Margaret Qualley en La sustancia (2024), de Coralie Fargeat. Cortesía de MUBI

En un lapso menor a diez años la corporalidad de Moore fue campo de batalla entre la mercadotecnia, la prensa rosa y los estudios culturales, el sueño licuado entre quince ideas de Gilles Lipovetsky, las batallas de Camille Paglia y lo escrito por Roland Barthes sobre el rostro de Greta Garbo, pero ampliado al cuerpo entero. Todo ello constituye el hielo oculto bajo el agua en el iceberg de punta cortante, autoficcional y bañado en fluidos que es La sustancia (2024), segundo y tremebundo largometraje de la parisina Coralie Fargeat que, al igual que su anterior y muy menor Venganza siniestra (2017), licúa consignas varias de feminismos teóricos y teoría crítica con el espíritu cincuentero de los fanzines sci-fi , la revulsión estomacal de las películas grindhouse y el olor a alfombra puerca de las funciones de medianoche.

El argumento, tan preciso en su balance pulp entre fantasía, rigor imaginativo e incoherencias que parece extraído de las mejores páginas de Weird Tales, nos presenta a Elizabeth Sparkle (Demi Moore), una actriz de Los Ángeles que ronda los cincuenta cuya presencia mediática, alguna vez fulgurante, está reducida a un programa matutino de aerobics en televisión. El mismo día en que Elizabeth es despedida por un ejecutivo lascivo llamado, para menor sutileza, Harvey (Dennis Quaid), recibe la invitación anónima a una suerte de secta de élite o clínica de belleza –si es que existe diferencia– cuyo procedimiento, detalles aparte, consiste en la generación de un nuevo cuerpo, más joven, vital y parcialmente autónomo (Margaret Qualley), que comparte la esencia, los fluidos vitales y los procesos orgánicos del cuerpo matriz, de modo que cada uno tiene consciencia y vida activa durante siete días, durante los cuales su contraparte permanece inconsciente y debe ser alimentada por vía intravenosa a la par que secreta el fluido vital que permite a su replicante mantenerse estable. A partir de esta dinámica entre Mrs. Jeckyll y Lady Hyde se establece una relación de poder inmediata en donde Elizabeth alimenta la juventud de Sue, mientras ésta mantiene viva a la primera.

Demi Moore

Fotograma de La sustancia (2024), de Coralie Fargeat. Cortesía de MUBI

Los detalles y giros de lo que sucede a partir de una premisa tan estrafalaria merecen ser conservados para el asombro, que será creciente y expansivo para quien sea capaz de aceptar la inventiva del relato sin someterla al látigo utilitario de la lógica. La sustancia es, como el título parece sugerir, una mise-en-scène de incoherencia voluntaria cuyo mayor atractivo está escondido en el metarrelato, en la descarga catártica que supone para Moore someter a electroshock su propia historia como persona pública o icono del erotismo mass media de finales de siglo.

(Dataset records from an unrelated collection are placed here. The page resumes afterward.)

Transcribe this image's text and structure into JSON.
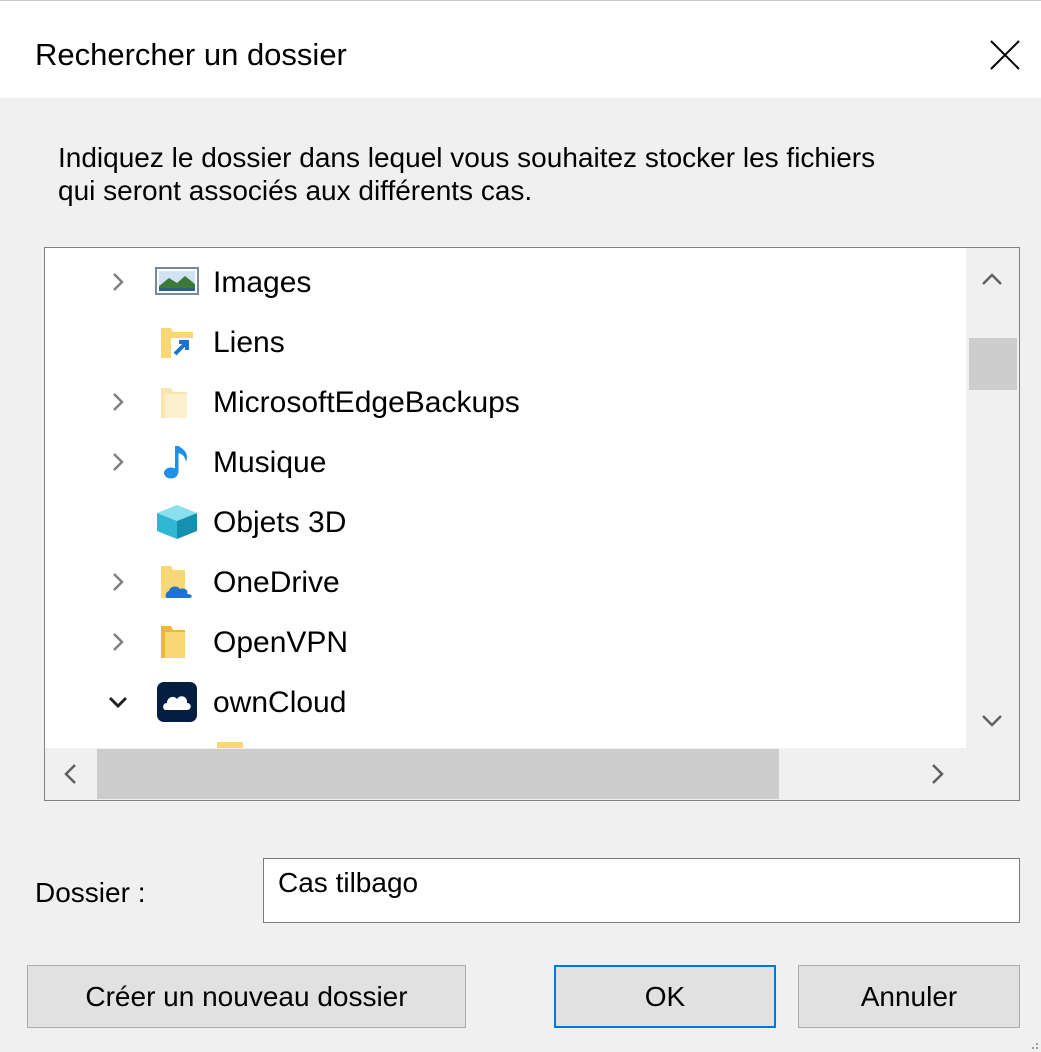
{
  "window": {
    "title": "Rechercher un dossier"
  },
  "prompt": {
    "line1": "Indiquez le dossier dans lequel vous souhaitez stocker les fichiers",
    "line2": "qui seront associés aux différents cas."
  },
  "tree": {
    "items": [
      {
        "label": "Images",
        "icon": "pictures-icon",
        "expandable": true,
        "expanded": false
      },
      {
        "label": "Liens",
        "icon": "links-folder-icon",
        "expandable": false,
        "expanded": false
      },
      {
        "label": "MicrosoftEdgeBackups",
        "icon": "folder-icon",
        "expandable": true,
        "expanded": false
      },
      {
        "label": "Musique",
        "icon": "music-icon",
        "expandable": true,
        "expanded": false
      },
      {
        "label": "Objets 3D",
        "icon": "3d-objects-icon",
        "expandable": false,
        "expanded": false
      },
      {
        "label": "OneDrive",
        "icon": "onedrive-icon",
        "expandable": true,
        "expanded": false
      },
      {
        "label": "OpenVPN",
        "icon": "folder-icon",
        "expandable": true,
        "expanded": false
      },
      {
        "label": "ownCloud",
        "icon": "owncloud-icon",
        "expandable": true,
        "expanded": true
      }
    ]
  },
  "folder": {
    "label": "Dossier :",
    "value": "Cas tilbago"
  },
  "buttons": {
    "new_folder": "Créer un nouveau dossier",
    "ok": "OK",
    "cancel": "Annuler"
  },
  "colors": {
    "dialog_bg": "#f0f0f0",
    "accent": "#0078d7",
    "folder_yellow": "#f8d775",
    "owncloud_navy": "#041e42",
    "music_blue": "#1e90e6"
  }
}
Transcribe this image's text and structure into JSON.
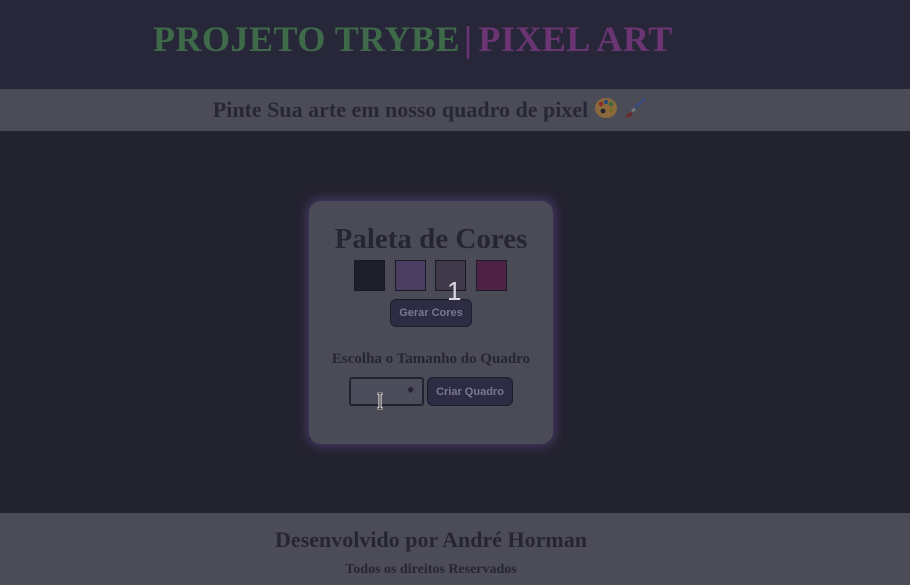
{
  "header": {
    "title_part1": "PROJETO TRYBE",
    "separator": "|",
    "title_part2": "PIXEL ART"
  },
  "subtitle": {
    "text": "Pinte Sua arte em nosso quadro de pixel",
    "emojis": [
      "palette-icon",
      "paintbrush-icon"
    ]
  },
  "palette": {
    "title": "Paleta de Cores",
    "colors": [
      "#1d2028",
      "#4a3d62",
      "#3f3848",
      "#4e2244"
    ],
    "generate_label": "Gerar Cores",
    "badge": "1"
  },
  "board_size": {
    "label": "Escolha o Tamanho do Quadro",
    "input_value": "",
    "create_label": "Criar Quadro"
  },
  "footer": {
    "title": "Desenvolvido por André Horman",
    "subtitle": "Todos os direitos Reservados"
  }
}
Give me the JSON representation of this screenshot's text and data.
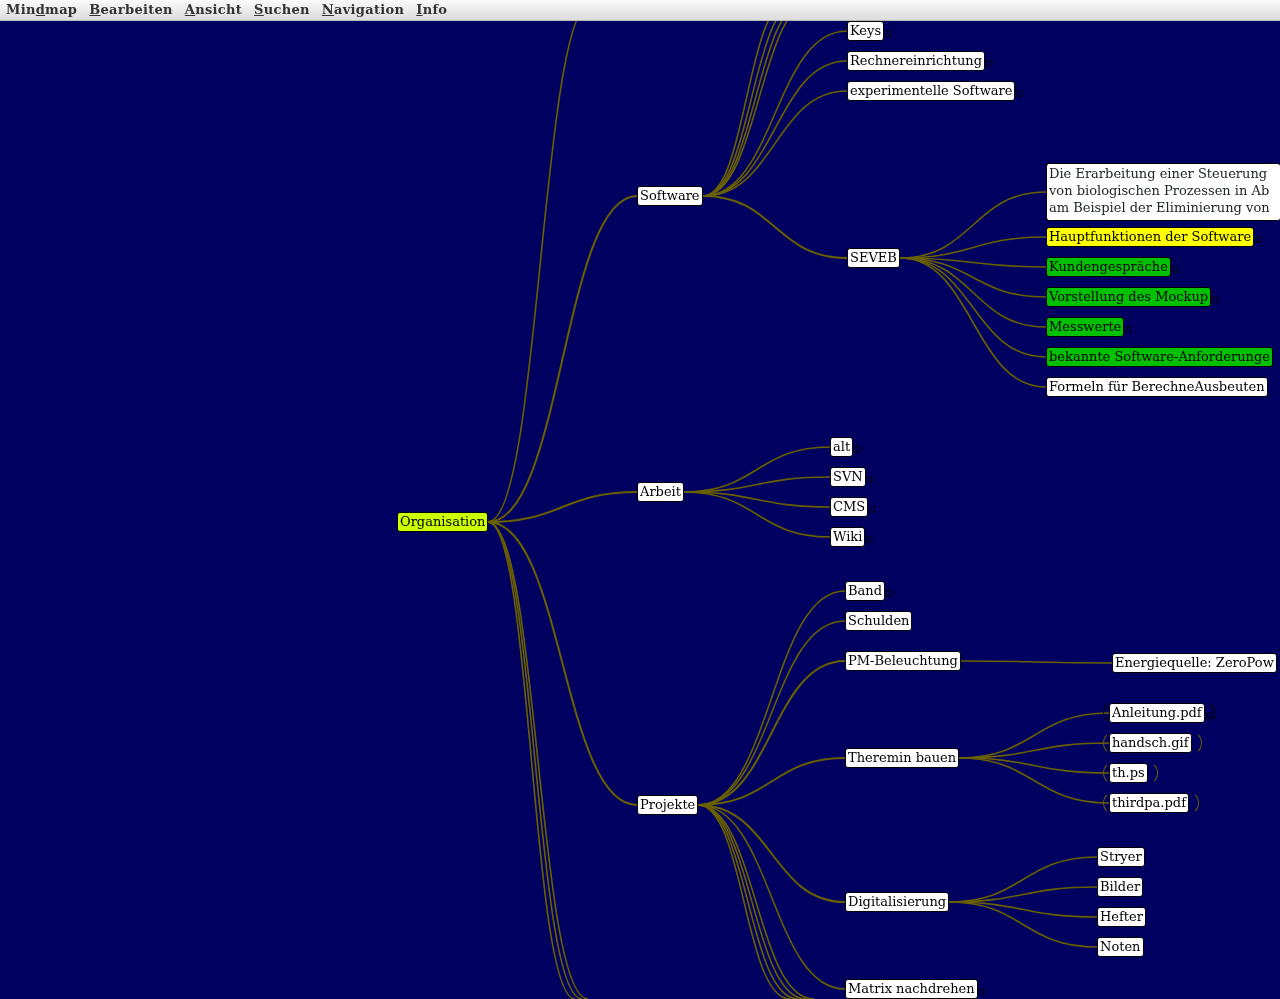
{
  "menu_bar": [
    {
      "prefix": "Min",
      "access_key": "d",
      "rest": "map"
    },
    {
      "access_key": "B",
      "rest": "earbeiten"
    },
    {
      "access_key": "A",
      "rest": "nsicht"
    },
    {
      "access_key": "S",
      "rest": "uchen"
    },
    {
      "access_key": "N",
      "rest": "avigation"
    },
    {
      "access_key": "I",
      "rest": "nfo"
    }
  ],
  "mindmap": {
    "root": {
      "text": "Organisation",
      "color": "#ccff00",
      "children": [
        {
          "text": "Software",
          "color": "#ffffff",
          "children": [
            {
              "text": "Keys",
              "color": "#ffffff",
              "folded": true
            },
            {
              "text": "Rechnereinrichtung",
              "color": "#ffffff",
              "folded": true
            },
            {
              "text": "experimentelle Software",
              "color": "#ffffff",
              "folded": true
            },
            {
              "text": "SEVEB",
              "color": "#ffffff",
              "children": [
                {
                  "kind": "note",
                  "color": "#ffffff",
                  "lines": [
                    "Die Erarbeitung einer Steuerung",
                    "von biologischen Prozessen in Ab",
                    "am Beispiel der Eliminierung von"
                  ]
                },
                {
                  "text": "Hauptfunktionen der Software",
                  "color": "#ffff00",
                  "folded": true
                },
                {
                  "text": "Kundengespräche",
                  "color": "#00c000",
                  "folded": true
                },
                {
                  "text": "Vorstellung des Mockup",
                  "color": "#00c000",
                  "folded": true
                },
                {
                  "text": "Messwerte",
                  "color": "#00c000",
                  "folded": true
                },
                {
                  "text": "bekannte Software-Anforderunge",
                  "color": "#00c000"
                },
                {
                  "text": "Formeln für BerechneAusbeuten",
                  "color": "#ffffff"
                }
              ]
            }
          ]
        },
        {
          "text": "Arbeit",
          "color": "#ffffff",
          "children": [
            {
              "text": "alt",
              "color": "#ffffff",
              "folded": true
            },
            {
              "text": "SVN",
              "color": "#ffffff",
              "folded": true
            },
            {
              "text": "CMS",
              "color": "#ffffff",
              "folded": true
            },
            {
              "text": "Wiki",
              "color": "#ffffff",
              "folded": true
            }
          ]
        },
        {
          "text": "Projekte",
          "color": "#ffffff",
          "children": [
            {
              "text": "Band",
              "color": "#ffffff",
              "folded": true
            },
            {
              "text": "Schulden",
              "color": "#ffffff"
            },
            {
              "text": "PM-Beleuchtung",
              "color": "#ffffff",
              "children": [
                {
                  "text": "Energiequelle: ZeroPow",
                  "color": "#ffffff"
                }
              ]
            },
            {
              "text": "Theremin bauen",
              "color": "#ffffff",
              "children": [
                {
                  "text": "Anleitung.pdf",
                  "color": "#ffffff",
                  "folded": true,
                  "linked": true
                },
                {
                  "text": "handsch.gif",
                  "color": "#ffffff",
                  "linked": true
                },
                {
                  "text": "th.ps",
                  "color": "#ffffff",
                  "linked": true
                },
                {
                  "text": "thirdpa.pdf",
                  "color": "#ffffff",
                  "linked": true
                }
              ]
            },
            {
              "text": "Digitalisierung",
              "color": "#ffffff",
              "children": [
                {
                  "text": "Stryer",
                  "color": "#ffffff"
                },
                {
                  "text": "Bilder",
                  "color": "#ffffff"
                },
                {
                  "text": "Hefter",
                  "color": "#ffffff"
                },
                {
                  "text": "Noten",
                  "color": "#ffffff"
                }
              ]
            },
            {
              "text": "Matrix nachdrehen",
              "color": "#ffffff",
              "folded": true
            }
          ]
        }
      ]
    }
  }
}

Lo más interesante, una vez superadas las descargas agresivas y conductistas de estilismo pop-punk, es la pantomima representada por su elenco, dispuesto sin miedo a representar caricaturas de sí mismo: junto a la propia Moore está Qualley –hija de Andie McDowell (Sexo, mentiras y video, 1989), otra actriz fetichizada hasta el absurdo en los noventa– y Quaid: republicano, trumpista, cristiano y, a pesar de ello, actor capaz de exponer el reverso grotesco de sus militancias. Por supuesto, es inmediata la tentación de entender La sustancia como una Sunset Boulevard reescrita por Virginie Despentes para Jess Franco, pero en realidad lo mejor sucede cuando observamos tanto a sus personajes-idea como a las personas que –pun intended– les prestan el cuerpo.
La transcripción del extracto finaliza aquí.